Id of folder that represents a dataset, not actual Synapse dataset entity – see details.

data_type

A specific data type to validate against, otherwise tries to infer based on annotations. See details.

asset_view

A reference view, defaults to the main NF portal fileview.

schema_url

Schema URL, points by default to 'latest' main NF schema, can change to use a specific released version.

cleanup

Whether to automatically remove reconstituted manifests once done. Default TRUE.

depth

How much deeper to go when there appears to be no files in the immediate scope.
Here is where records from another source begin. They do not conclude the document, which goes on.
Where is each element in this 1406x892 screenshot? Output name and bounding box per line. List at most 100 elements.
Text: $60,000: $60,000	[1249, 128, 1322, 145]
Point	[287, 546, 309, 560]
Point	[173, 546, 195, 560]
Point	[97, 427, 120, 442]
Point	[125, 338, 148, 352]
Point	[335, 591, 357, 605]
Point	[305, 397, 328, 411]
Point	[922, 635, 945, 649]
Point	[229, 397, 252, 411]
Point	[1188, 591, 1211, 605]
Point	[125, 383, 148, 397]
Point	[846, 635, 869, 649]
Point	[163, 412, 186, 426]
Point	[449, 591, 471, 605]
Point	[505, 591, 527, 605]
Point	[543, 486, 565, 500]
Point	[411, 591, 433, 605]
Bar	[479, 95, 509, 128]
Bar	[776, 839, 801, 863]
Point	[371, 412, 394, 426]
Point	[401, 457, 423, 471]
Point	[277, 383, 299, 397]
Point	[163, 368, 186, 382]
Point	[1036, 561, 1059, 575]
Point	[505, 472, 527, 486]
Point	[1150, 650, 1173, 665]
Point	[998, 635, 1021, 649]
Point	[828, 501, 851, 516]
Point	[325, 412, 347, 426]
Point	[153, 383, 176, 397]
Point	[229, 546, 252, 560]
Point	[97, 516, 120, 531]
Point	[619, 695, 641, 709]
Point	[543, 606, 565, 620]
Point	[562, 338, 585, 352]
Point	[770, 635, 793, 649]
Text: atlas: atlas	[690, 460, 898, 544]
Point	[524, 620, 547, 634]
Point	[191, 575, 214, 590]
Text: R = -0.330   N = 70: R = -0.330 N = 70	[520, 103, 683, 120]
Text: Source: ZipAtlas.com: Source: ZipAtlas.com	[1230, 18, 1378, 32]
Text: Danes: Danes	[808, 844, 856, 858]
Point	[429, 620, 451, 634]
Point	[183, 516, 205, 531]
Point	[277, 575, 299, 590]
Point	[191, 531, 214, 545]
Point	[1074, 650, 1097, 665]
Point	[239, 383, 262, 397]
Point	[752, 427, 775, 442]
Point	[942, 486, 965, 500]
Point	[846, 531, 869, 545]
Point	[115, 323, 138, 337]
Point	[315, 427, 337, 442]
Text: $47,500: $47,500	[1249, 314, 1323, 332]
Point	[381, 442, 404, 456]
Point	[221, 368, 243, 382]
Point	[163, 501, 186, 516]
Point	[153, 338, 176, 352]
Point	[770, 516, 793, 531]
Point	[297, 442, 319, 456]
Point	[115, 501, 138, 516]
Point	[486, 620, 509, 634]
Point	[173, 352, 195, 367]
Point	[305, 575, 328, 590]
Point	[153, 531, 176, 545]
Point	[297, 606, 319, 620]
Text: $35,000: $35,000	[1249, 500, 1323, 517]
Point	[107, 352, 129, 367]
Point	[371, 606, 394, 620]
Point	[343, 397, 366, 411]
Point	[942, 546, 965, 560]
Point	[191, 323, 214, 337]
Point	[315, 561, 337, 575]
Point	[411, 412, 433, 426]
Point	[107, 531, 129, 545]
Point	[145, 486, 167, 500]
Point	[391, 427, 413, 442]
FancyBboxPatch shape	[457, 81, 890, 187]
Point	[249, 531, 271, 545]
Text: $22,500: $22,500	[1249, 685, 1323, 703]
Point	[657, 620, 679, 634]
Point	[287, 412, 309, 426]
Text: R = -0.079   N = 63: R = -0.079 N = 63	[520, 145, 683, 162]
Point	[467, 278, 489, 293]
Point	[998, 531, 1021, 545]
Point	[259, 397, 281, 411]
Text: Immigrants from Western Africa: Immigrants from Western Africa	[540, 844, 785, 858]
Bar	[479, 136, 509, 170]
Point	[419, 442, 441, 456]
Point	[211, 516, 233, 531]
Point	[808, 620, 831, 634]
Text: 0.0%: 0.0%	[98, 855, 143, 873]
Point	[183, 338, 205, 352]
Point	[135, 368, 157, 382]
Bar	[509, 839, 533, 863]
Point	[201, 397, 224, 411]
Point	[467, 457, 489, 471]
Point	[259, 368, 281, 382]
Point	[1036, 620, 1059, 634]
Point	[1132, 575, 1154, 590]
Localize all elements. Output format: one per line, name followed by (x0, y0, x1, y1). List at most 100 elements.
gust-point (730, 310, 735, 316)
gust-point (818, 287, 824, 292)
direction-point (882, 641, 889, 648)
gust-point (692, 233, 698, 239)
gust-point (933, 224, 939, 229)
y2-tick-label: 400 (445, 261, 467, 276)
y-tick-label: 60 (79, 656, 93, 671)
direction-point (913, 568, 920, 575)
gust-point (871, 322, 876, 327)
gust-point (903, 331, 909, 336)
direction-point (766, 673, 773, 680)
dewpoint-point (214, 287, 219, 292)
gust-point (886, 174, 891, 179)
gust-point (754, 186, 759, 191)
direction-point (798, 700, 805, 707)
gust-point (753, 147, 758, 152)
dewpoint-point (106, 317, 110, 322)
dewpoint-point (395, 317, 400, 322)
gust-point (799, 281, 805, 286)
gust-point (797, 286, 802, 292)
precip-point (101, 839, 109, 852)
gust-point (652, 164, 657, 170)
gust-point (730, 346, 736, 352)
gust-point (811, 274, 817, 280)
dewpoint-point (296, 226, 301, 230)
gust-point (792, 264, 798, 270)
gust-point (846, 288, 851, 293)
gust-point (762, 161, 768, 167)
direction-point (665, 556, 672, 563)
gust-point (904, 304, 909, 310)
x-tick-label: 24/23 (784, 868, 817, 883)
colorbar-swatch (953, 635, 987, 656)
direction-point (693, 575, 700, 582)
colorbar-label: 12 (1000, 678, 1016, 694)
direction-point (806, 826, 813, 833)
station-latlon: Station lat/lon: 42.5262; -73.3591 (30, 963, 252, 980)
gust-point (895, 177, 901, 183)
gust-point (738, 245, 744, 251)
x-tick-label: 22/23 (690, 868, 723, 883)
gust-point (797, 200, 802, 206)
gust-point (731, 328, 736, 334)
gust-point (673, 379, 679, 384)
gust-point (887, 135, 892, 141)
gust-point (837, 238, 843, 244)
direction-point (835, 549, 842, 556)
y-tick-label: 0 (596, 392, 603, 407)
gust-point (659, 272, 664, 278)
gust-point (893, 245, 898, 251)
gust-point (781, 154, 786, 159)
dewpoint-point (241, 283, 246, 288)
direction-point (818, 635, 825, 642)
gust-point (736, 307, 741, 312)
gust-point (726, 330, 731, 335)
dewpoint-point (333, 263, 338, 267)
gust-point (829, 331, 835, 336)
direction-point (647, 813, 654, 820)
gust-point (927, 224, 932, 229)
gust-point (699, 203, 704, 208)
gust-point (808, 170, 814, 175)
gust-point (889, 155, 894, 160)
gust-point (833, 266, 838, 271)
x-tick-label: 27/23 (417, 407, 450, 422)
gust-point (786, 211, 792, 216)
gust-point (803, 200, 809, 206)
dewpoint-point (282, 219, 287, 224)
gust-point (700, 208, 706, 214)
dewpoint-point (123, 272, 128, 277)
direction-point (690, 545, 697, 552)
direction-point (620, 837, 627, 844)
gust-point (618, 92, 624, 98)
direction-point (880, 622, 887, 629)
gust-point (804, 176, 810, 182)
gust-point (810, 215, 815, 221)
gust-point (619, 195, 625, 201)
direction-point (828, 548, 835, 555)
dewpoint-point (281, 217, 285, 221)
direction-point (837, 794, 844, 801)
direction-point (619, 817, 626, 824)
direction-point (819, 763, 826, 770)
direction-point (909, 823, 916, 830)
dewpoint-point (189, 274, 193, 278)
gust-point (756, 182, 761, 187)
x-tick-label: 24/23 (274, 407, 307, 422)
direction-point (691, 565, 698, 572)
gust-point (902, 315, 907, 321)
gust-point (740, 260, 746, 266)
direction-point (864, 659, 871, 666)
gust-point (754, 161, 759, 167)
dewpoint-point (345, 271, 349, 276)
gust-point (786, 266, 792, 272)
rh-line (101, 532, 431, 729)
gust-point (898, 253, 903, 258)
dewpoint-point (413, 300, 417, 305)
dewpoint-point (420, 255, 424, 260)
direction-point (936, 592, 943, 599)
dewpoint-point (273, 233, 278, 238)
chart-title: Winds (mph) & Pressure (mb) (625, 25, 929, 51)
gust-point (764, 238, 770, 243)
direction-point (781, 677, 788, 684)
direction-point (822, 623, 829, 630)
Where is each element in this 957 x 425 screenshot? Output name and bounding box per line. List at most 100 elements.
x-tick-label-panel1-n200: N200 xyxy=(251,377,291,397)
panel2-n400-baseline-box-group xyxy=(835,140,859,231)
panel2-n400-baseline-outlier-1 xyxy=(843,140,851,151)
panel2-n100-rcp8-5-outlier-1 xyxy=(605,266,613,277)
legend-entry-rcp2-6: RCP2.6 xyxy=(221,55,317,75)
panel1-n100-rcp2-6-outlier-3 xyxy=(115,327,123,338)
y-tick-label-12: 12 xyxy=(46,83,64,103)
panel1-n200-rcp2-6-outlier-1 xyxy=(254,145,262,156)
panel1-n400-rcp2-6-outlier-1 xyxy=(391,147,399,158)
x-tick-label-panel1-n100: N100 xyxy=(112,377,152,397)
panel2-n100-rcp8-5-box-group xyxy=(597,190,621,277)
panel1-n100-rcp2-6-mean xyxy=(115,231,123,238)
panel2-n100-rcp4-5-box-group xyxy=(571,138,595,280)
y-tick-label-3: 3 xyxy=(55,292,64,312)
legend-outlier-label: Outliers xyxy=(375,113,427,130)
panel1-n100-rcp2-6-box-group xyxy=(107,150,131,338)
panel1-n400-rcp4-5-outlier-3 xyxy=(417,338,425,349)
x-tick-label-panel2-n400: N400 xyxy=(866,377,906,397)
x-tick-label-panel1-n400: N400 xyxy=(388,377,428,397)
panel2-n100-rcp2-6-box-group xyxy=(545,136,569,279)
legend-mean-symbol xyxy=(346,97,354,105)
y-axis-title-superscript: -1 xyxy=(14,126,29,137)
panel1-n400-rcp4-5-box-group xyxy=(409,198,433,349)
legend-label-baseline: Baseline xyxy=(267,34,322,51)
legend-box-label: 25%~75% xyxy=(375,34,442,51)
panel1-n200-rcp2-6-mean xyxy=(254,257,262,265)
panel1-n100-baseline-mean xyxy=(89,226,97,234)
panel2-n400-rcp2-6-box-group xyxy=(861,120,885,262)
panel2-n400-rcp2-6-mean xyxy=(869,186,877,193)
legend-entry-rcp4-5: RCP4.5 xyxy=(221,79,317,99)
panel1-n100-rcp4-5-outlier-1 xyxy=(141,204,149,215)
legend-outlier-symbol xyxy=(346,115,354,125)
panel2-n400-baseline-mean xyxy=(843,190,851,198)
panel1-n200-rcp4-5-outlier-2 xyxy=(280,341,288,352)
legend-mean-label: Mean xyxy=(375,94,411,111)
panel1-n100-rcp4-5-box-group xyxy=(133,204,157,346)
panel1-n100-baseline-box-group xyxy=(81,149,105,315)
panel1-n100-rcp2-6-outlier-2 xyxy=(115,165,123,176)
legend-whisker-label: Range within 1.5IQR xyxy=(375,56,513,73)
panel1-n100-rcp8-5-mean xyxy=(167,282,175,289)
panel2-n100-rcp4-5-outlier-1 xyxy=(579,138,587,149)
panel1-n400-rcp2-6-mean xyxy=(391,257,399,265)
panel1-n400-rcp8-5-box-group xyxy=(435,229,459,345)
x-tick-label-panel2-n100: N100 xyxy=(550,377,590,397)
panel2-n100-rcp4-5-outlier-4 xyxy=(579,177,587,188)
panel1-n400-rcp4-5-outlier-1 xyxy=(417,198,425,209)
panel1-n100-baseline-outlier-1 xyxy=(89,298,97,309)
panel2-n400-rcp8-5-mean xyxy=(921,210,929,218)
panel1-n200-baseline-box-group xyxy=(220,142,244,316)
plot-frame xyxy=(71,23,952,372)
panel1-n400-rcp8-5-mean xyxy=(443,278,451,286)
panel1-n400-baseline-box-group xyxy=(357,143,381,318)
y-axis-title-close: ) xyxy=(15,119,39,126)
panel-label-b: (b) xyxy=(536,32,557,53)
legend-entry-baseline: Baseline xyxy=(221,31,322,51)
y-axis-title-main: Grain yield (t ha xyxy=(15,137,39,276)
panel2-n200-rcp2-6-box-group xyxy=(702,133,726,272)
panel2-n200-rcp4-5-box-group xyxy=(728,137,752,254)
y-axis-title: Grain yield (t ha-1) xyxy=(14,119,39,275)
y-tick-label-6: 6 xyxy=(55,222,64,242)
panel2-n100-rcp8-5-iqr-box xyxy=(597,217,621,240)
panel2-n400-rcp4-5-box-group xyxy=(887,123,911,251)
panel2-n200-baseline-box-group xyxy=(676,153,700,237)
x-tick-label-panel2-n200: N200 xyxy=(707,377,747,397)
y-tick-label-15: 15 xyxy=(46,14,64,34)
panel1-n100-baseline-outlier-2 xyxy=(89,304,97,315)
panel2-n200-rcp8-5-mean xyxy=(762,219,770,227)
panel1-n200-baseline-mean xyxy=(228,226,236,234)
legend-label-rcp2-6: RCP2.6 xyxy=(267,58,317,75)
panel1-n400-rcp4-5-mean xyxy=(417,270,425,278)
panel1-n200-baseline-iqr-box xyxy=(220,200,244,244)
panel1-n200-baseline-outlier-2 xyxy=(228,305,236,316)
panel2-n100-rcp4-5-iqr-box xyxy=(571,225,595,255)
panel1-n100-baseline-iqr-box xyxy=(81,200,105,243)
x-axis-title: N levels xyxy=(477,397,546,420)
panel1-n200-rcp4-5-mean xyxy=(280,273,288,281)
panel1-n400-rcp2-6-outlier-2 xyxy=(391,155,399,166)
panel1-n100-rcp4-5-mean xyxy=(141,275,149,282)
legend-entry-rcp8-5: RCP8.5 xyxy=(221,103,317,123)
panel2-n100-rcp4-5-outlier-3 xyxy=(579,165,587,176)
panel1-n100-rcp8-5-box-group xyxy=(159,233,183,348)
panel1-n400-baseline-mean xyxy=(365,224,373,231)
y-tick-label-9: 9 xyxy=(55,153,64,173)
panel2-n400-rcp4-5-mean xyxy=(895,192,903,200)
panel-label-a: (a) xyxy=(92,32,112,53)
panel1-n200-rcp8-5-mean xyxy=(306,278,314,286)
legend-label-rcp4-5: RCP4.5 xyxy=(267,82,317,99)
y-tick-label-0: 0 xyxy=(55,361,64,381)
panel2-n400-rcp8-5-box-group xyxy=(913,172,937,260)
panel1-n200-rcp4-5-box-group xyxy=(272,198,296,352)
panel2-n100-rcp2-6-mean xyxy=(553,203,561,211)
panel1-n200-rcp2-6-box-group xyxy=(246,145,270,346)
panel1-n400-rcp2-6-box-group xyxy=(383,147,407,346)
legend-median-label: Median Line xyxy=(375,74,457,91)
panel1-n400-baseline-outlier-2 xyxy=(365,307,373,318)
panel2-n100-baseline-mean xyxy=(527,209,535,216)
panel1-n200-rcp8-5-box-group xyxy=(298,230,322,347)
Defaults to 1L.

Value

List of structure list(result = result, notes = notes), where result indicates passing or NA if no data or if couldn't be validated for other reasons.

Details

Note that we prefer to wrap the schematic web API over a local installation because:

  • Will not require user to go through local schematic setup for this to be functional

  • API more likely reflects an up-to-date version of schematic and consistent with current DCA deployment

When data_type can't be inferred based on annotations, this is treated as a fail.

Status: alpha and likely to change based on changes in schematic.